Background Info
A little more information about the times, people and places featured in my novels
Lavender Fields

Emma is born in the area of St Giles known as Seven Dials, the point at which different streets meet at a central circle. St Giles is situated to the west of Bloomsbury and the north of Tottenham Court Road and is one of the most filthy, run down and poverty stricken area of London.
Her family of nine children and two adults live in just one room of Perkins Buildings, a former builder's yard which is crumbling and delapidated.
She is sent out to work at the age of ten to a number of badly paid charring jobs, until she meets Charlie Bateman, a costermonger, and joins him working in the busy street market in Seven Dials.
Emma moves with her family to Mitcham in Surrey, where she finds work cutting lavender in the fields to the north of Mitcham.
She becomes the mistress of the landowner Mark Rivers, but having given birth at the young age of 17 sends Emma into a downward mental spiral and she runs away.
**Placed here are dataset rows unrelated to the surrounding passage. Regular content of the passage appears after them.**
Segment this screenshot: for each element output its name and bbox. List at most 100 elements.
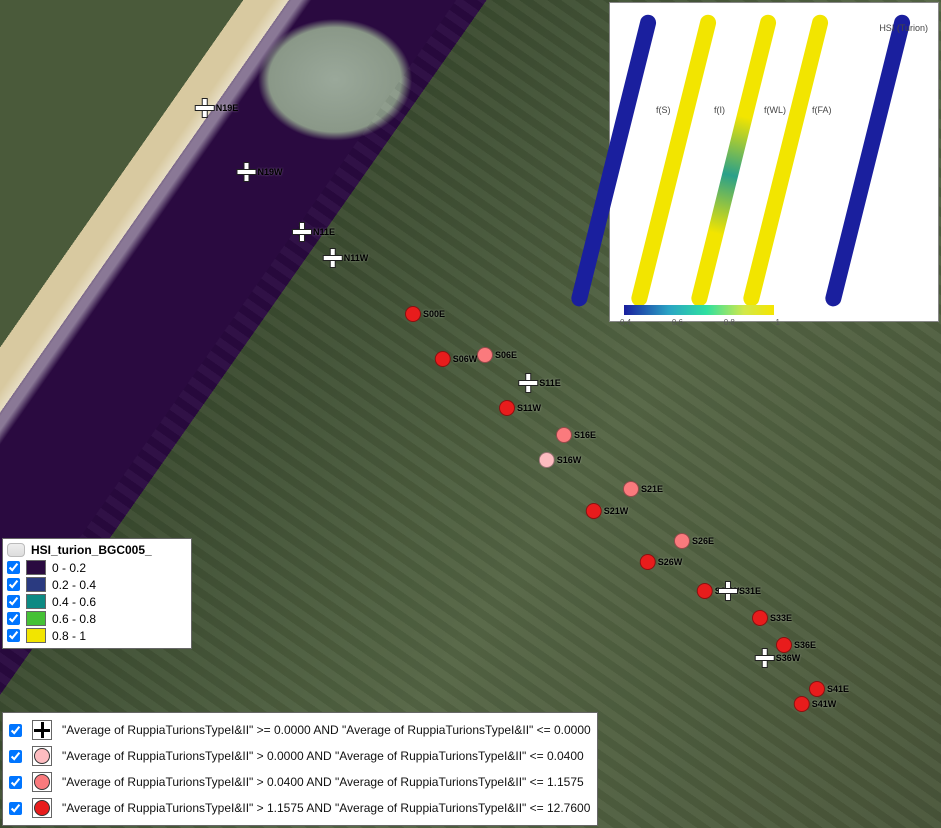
dot-icon — [623, 481, 639, 497]
site-label: S00E — [423, 309, 445, 319]
cross-icon — [196, 99, 214, 117]
site-S11W[interactable]: S11W — [499, 400, 541, 416]
inset-label-fI: f(I) — [714, 105, 725, 115]
site-label: S06E — [495, 350, 517, 360]
site-S16W[interactable]: S16W — [539, 452, 582, 468]
site-label: S41E — [827, 684, 849, 694]
legend-checkbox[interactable] — [9, 724, 22, 737]
legend-swatch — [26, 577, 46, 592]
site-N11W[interactable]: N11W — [324, 249, 369, 267]
site-S06E[interactable]: S06E — [477, 347, 517, 363]
tick: 0.8 — [724, 318, 735, 327]
cross-icon — [756, 649, 774, 667]
site-label: S06W — [453, 354, 478, 364]
site-S41E[interactable]: S41E — [809, 681, 849, 697]
tick: 0.6 — [672, 318, 683, 327]
legend-class-row: "Average of RuppiaTurionsTypeI&II" >= 0.… — [9, 717, 591, 743]
site-N19W[interactable]: N19W — [237, 163, 282, 181]
dot-icon — [674, 533, 690, 549]
legend-class-text: "Average of RuppiaTurionsTypeI&II" >= 0.… — [62, 723, 591, 737]
site-S26E[interactable]: S26E — [674, 533, 714, 549]
site-S16E[interactable]: S16E — [556, 427, 596, 443]
legend-checkbox[interactable] — [7, 561, 20, 574]
site-label: S11W — [517, 403, 541, 413]
site-label: S16E — [574, 430, 596, 440]
site-label: S31E — [739, 586, 761, 596]
site-S11E[interactable]: S11E — [519, 374, 561, 392]
site-label: S21E — [641, 484, 663, 494]
legend-checkbox[interactable] — [9, 750, 22, 763]
site-S36W[interactable]: S36W — [756, 649, 801, 667]
site-label: S33E — [770, 613, 792, 623]
cross-icon — [32, 720, 52, 740]
legend-swatch — [26, 611, 46, 626]
layer-icon — [7, 543, 25, 557]
legend-hsi-title: HSI_turion_BGC005_ — [31, 543, 152, 557]
legend-checkbox[interactable] — [7, 595, 20, 608]
dot-icon — [556, 427, 572, 443]
site-label: S26E — [692, 536, 714, 546]
dot-icon — [32, 798, 52, 818]
site-label: S41W — [812, 699, 837, 709]
dot-icon — [586, 503, 602, 519]
lake-feature — [235, 0, 435, 145]
inset-label-fFA: f(FA) — [812, 105, 832, 115]
legend-hsi-row: 0.4 - 0.6 — [7, 593, 187, 610]
dot-icon — [405, 306, 421, 322]
legend-class: "Average of RuppiaTurionsTypeI&II" >= 0.… — [2, 712, 598, 826]
legend-hsi-row: 0.2 - 0.4 — [7, 576, 187, 593]
legend-checkbox[interactable] — [9, 802, 22, 815]
site-label: S26W — [658, 557, 683, 567]
dot-icon — [752, 610, 768, 626]
site-label: N19W — [257, 167, 282, 177]
legend-checkbox[interactable] — [9, 776, 22, 789]
site-S21W[interactable]: S21W — [586, 503, 629, 519]
site-S06W[interactable]: S06W — [435, 351, 478, 367]
cross-icon — [519, 374, 537, 392]
dot-icon — [477, 347, 493, 363]
site-label: S21W — [604, 506, 629, 516]
site-S33E[interactable]: S33E — [752, 610, 792, 626]
dot-icon — [794, 696, 810, 712]
dot-icon — [640, 554, 656, 570]
cross-icon — [293, 223, 311, 241]
legend-hsi: HSI_turion_BGC005_ 0 - 0.2 0.2 - 0.40.4 -… — [2, 538, 192, 649]
legend-checkbox[interactable] — [7, 578, 20, 591]
legend-class-row: "Average of RuppiaTurionsTypeI&II" > 0.0… — [9, 769, 591, 795]
legend-class-text: "Average of RuppiaTurionsTypeI&II" > 0.0… — [62, 775, 584, 789]
dot-icon — [809, 681, 825, 697]
site-label: S16W — [557, 455, 582, 465]
site-S31E[interactable]: S31E — [719, 582, 761, 600]
legend-label: 0 - 0.2 — [52, 561, 86, 575]
dot-icon — [697, 583, 713, 599]
site-label: S11E — [539, 378, 561, 388]
site-S21E[interactable]: S21E — [623, 481, 663, 497]
inset-label-HSI: HSI (Turion) — [879, 23, 928, 33]
legend-label: 0.6 - 0.8 — [52, 612, 96, 626]
legend-class-text: "Average of RuppiaTurionsTypeI&II" > 1.1… — [62, 801, 590, 815]
site-N19E[interactable]: N19E — [196, 99, 239, 117]
legend-checkbox[interactable] — [7, 629, 20, 642]
site-label: N11W — [344, 253, 369, 263]
inset-label-fS: f(S) — [656, 105, 671, 115]
inset-label-fWL: f(WL) — [764, 105, 786, 115]
inset-colorbar-ticks: 0.4 0.6 0.8 1 — [620, 318, 780, 327]
inset-strip-HSI — [824, 13, 912, 308]
legend-label: 0.2 - 0.4 — [52, 578, 96, 592]
legend-swatch — [26, 628, 46, 643]
site-S26W[interactable]: S26W — [640, 554, 683, 570]
legend-class-row: "Average of RuppiaTurionsTypeI&II" > 1.1… — [9, 795, 591, 821]
dot-icon — [539, 452, 555, 468]
inset-panel: f(S) f(I) f(WL) f(FA) HSI (Turion) 0.4 0… — [609, 2, 939, 322]
site-label: N11E — [313, 227, 335, 237]
cross-icon — [237, 163, 255, 181]
tick: 0.4 — [620, 318, 631, 327]
legend-checkbox[interactable] — [7, 612, 20, 625]
site-N11E[interactable]: N11E — [293, 223, 335, 241]
legend-swatch — [26, 560, 46, 575]
inset-colorbar — [624, 305, 774, 315]
site-S41W[interactable]: S41W — [794, 696, 837, 712]
cross-icon — [324, 249, 342, 267]
site-S00E[interactable]: S00E — [405, 306, 445, 322]
dot-icon — [32, 772, 52, 792]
First joining a family of fairground gypsies and then falling into prostitution, she finds herself in Bedford workhouse where she encounters Dr Edward White, one of her former clients.
He enslaves her at the workhouse but she manages to escape and finds her way back to Seven Dials where she asks Charlie Bateman for help.
He also seeks to control her so she flees and makes her way back to Mitcham where she is finally reunited with her son.

Booth's Poverty Map of 1899 showing Seven Dials

Gustav Dore's depiction of Dorset Street, St Giles in the 1840's
Great White Lion Street in the 1890's

Mitcham Station in 1871. Emma and her family alight here in the early summer of 1872

Worker's cottages in Phipps Bridge Road, Mitcham.

Bedford Workhouse. The former workhouse was once part of Bedford Hospital but was burnt down in January 2019. The burnt shell of the building remains derelict and is surrounded by hoarding.